How often should ECGs be done when prescribing fluoroquinolones?

For patients on fluoroquinolones, an ECG should be done 7-15 days after starting treatment. Then, repeat monthly for the first three months. After that, periodic monitoring is advised, especially if the patient develops new risk factors like electrolyte imbalances or starts a new medication. In ICU settings, more frequent checks-sometimes daily-are recommended.

What’s the best formula to calculate QTc?

The Fridericia formula (QTc = QT / √RR³) is now preferred over Bazett’s formula because it corrects heart rate more accurately, especially at high or low heart rates. Bazett’s can overcorrect at fast rates and undercorrect at slow ones, leading to misclassification. Fridericia has been shown to better predict 30-day and 1-year mortality in studies.

Can QT prolongation be reversed?

Yes, in most cases. Stopping the offending drug and correcting electrolytes-especially potassium and magnesium-can normalize the QT interval within days. If the prolongation was caused by a temporary factor like dehydration or low magnesium, it often resolves completely. But if the patient has underlying heart disease or genetic predisposition, ongoing monitoring may be needed even after the drug is stopped.

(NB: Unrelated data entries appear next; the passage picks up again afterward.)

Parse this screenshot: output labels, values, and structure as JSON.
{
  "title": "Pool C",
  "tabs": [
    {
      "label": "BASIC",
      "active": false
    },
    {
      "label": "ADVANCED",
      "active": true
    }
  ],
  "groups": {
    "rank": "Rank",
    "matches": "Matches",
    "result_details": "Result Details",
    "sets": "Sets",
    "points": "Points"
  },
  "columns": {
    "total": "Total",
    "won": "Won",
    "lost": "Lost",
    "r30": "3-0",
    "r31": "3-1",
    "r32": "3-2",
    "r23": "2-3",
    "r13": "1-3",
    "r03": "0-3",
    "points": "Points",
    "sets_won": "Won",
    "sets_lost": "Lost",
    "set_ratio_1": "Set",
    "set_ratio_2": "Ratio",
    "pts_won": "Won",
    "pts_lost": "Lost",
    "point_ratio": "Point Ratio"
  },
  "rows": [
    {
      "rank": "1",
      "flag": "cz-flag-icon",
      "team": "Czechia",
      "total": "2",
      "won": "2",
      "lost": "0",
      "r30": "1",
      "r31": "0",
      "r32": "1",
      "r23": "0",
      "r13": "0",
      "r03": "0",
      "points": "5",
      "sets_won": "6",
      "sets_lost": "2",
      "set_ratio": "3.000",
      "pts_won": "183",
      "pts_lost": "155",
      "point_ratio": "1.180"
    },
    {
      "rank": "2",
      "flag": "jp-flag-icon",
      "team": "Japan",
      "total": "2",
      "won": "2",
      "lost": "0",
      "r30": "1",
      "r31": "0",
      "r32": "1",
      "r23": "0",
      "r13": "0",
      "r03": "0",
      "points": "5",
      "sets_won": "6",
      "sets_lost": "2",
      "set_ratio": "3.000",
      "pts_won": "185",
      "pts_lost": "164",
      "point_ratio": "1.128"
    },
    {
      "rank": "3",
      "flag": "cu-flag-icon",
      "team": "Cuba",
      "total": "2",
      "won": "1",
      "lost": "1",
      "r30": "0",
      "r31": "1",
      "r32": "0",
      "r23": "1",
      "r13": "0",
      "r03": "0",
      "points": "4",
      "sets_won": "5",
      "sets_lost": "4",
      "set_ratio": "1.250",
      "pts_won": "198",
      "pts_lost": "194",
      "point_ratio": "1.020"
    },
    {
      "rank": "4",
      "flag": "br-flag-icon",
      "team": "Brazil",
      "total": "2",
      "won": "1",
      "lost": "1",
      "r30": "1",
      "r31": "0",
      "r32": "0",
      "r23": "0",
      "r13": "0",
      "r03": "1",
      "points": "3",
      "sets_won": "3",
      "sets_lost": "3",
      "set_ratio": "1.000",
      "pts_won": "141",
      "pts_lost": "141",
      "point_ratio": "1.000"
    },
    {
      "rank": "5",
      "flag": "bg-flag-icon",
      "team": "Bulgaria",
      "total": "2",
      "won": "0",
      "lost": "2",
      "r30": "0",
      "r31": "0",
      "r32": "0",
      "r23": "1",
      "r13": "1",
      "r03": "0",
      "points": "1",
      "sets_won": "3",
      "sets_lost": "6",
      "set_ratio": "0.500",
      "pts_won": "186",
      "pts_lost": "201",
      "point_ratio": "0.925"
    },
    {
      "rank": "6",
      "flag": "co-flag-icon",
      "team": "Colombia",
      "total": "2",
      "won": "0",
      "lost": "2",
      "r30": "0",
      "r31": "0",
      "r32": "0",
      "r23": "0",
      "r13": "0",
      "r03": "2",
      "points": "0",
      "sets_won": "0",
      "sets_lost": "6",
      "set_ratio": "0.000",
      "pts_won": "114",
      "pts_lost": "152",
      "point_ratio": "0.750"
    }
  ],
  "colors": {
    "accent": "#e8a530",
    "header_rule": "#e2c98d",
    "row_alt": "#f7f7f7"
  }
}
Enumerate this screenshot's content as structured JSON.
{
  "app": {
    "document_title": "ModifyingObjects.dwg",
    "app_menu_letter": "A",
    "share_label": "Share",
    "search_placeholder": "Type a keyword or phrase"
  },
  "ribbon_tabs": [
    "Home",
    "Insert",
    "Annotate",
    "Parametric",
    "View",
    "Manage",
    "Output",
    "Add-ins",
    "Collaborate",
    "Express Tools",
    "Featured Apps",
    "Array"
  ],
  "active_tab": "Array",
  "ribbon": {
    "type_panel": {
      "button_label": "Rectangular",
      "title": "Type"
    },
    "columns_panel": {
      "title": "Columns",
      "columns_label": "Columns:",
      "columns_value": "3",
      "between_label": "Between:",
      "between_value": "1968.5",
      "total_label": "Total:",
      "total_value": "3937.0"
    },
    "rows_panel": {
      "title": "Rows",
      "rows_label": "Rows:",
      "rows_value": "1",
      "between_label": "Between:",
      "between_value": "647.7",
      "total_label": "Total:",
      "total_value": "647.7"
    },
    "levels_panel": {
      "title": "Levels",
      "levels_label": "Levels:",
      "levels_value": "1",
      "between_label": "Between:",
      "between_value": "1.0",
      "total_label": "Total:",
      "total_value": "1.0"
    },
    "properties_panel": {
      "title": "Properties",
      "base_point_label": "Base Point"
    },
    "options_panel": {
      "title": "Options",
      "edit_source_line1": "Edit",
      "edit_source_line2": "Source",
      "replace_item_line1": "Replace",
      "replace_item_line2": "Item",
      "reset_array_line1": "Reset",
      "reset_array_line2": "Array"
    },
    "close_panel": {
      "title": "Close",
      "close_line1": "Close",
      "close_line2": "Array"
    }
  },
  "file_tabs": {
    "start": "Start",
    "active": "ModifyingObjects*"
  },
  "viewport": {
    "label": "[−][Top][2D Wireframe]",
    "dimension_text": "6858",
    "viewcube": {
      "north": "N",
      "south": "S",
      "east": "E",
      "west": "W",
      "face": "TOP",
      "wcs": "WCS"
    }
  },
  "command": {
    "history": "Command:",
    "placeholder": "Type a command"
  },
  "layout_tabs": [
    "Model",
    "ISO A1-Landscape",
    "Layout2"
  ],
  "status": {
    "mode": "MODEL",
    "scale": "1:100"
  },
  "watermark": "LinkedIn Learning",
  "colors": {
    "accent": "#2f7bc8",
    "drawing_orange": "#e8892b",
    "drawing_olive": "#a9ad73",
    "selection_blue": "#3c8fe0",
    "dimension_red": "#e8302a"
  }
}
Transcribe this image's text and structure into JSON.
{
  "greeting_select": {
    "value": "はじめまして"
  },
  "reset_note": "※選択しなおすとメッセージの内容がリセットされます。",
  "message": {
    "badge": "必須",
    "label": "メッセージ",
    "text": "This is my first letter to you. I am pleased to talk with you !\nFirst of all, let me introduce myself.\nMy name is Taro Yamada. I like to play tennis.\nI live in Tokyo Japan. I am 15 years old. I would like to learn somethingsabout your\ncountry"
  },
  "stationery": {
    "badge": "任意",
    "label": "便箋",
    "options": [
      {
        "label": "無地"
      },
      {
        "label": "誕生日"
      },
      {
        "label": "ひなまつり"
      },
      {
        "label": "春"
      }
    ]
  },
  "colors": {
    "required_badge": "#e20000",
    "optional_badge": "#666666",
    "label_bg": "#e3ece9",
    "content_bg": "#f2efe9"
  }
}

Should I avoid fluoroquinolones for UTIs in older women?

Yes, according to current guidelines. Fluoroquinolones are no longer recommended as first-line for uncomplicated UTIs in older women, especially those with comorbidities. The risk of serious arrhythmias outweighs the benefit when safer alternatives like nitrofurantoin or fosfomycin are available. The 2025 Trenaman study found that many older women with UTIs were being unnecessarily exposed to high-risk antibiotics, leading to preventable cardiac events.